It's Saturday night and I just got back from the park with my dog. It's become a ritual this summer, walking my dog at the park on Saturday nights and listening to the free bluegrass concerts. The band tonight had one of the very best mandolin players I've ever heard. (Keeping in mind I used to play mandolin in a bluegrass band way way back when, I know a good one when I hear one!) The guitar player was also very good, as was the fiddle player. Individually, they were some of the best musicians I've heard in a long time. However, they just weren't connecting with their audience.
The people who attend these concerts are die-hard bluegrass fans. They don't mind a little country gospel mixed in once in awhile, but they want their bluegrass clean and traditional. These guys were into jazz....they jazzed up one Doc Watson tune so much I couldn't even recognize it. Great musicians, but they were either just in the wrong venue, or didn't know how to read the audience to figure out what they wanted to listen to. One by one, people got up and walked back to their cars until there was just a handful of people left.
As a writer, and someone who has taught writing, this is a key theme in helping people turn into great communicators. You've got to connect with your audience. I learned this early in my writing career. I had just finished up my Ph.D., where you have to write very academically, citing everything, and sounding as erudite as possible. When I first wanted to share my Ph.D. research with the homeschooling community, I wrote a big ol' book called something like "Educational Philosophy and the Home Schooling Movement". You all remember that one, don't you?

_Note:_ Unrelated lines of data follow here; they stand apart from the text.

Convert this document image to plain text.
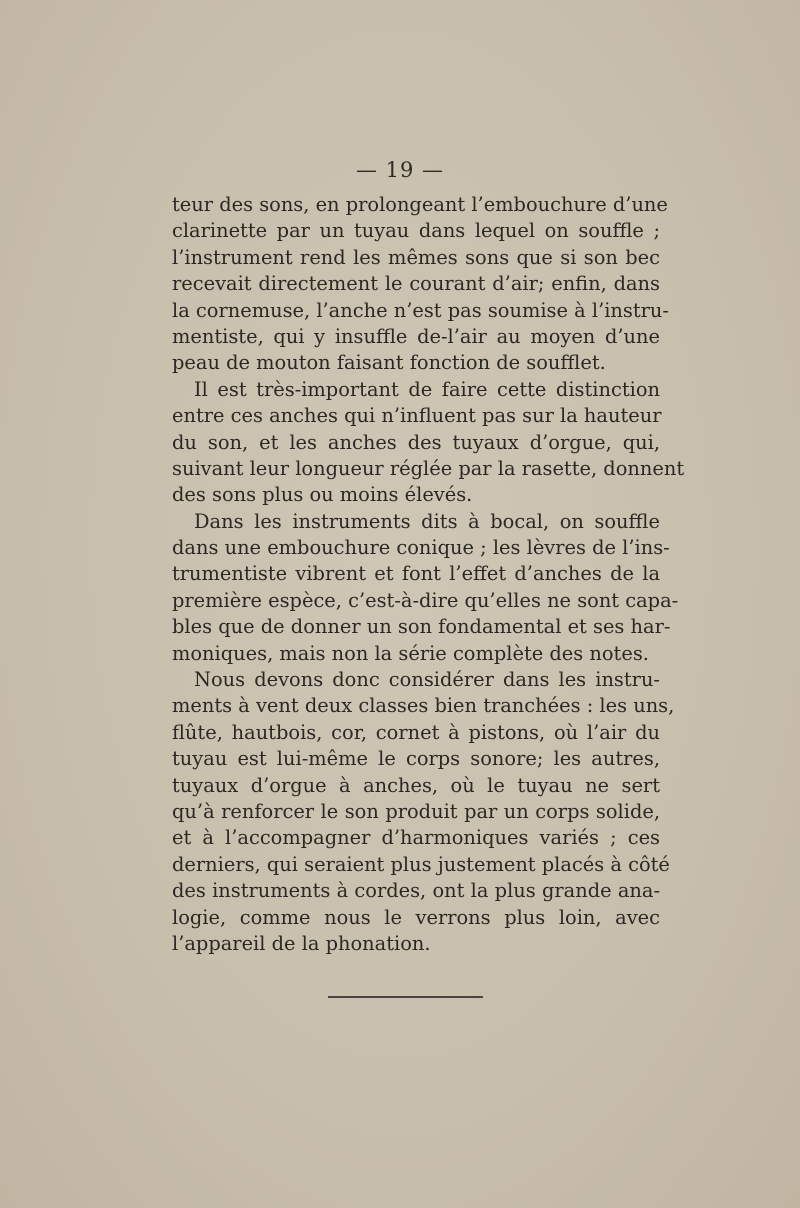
— 19 —
teur des sons, en prolongeant l’embouchure d’une
clarinette par un tuyau dans lequel on souffle ;
l’instrument rend les mêmes sons que si son bec
recevait directement le courant d’air; enfin, dans
la cornemuse, l’anche n’est pas soumise à l’instru-
mentiste, qui y insuffle de-l’air au moyen d’une
peau de mouton faisant fonction de soufflet.
Il est très-important de faire cette distinction
entre ces anches qui n’influent pas sur la hauteur
du son, et les anches des tuyaux d’orgue, qui,
suivant leur longueur réglée par la rasette, donnent
des sons plus ou moins élevés.
Dans les instruments dits à bocal, on souffle
dans une embouchure conique ; les lèvres de l’ins-
trumentiste vibrent et font l’effet d’anches de la
première espèce, c’est-à-dire qu’elles ne sont capa-
bles que de donner un son fondamental et ses har-
moniques, mais non la série complète des notes.
Nous devons donc considérer dans les instru-
ments à vent deux classes bien tranchées : les uns,
flûte, hautbois, cor, cornet à pistons, où l’air du
tuyau est lui-même le corps sonore; les autres,
tuyaux d’orgue à anches, où le tuyau ne sert
qu’à renforcer le son produit par un corps solide,
et à l’accompagner d’harmoniques variés ; ces
derniers, qui seraient plus justement placés à côté
des instruments à cordes, ont la plus grande ana-
logie, comme nous le verrons plus loin, avec
l’appareil de la phonation.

Huge success.
After a bit, though, I re-grouped, started thinking like a homeschooling mom again, and turned it into my Countdown to Consistency workshop, and actually eventually sold out of that big old first printing. Later, I wrote a very simple book, called "The Relaxed Home School", and the rest, as they say, is history. But I didn't do well at all until I figured out who my audience was and starting thinking like they did.
That's what this blog is all about...I suddenly had one of those epiphanies where I realized I wasn't connecting with an entire generation of new, younger homeschooling moms, the ones that were raised in an electronic generation. It isn't easy to start new things when you're a little older, or remain flexible and open to new ideas, but I realized that if I wasn't willing to try something new, the only homeschoolers I'd be connecting with would be "ex" ones....
So whatever you're doing, be sure you're connecting. Even if it just trying to see life from the standpoint of a teenager, or a mother-in-law, or a husband who doesn't support your homeschooling ideas, you won't get anywhere if you don't stop for a minute and try walking in that person's shoes.
Okay, time for bed now...I've had a busy day, digging up tulip bulbs to try to trick them into thinking we live in Wisconsin or Michigan. Hope you all are coping with the heat wave!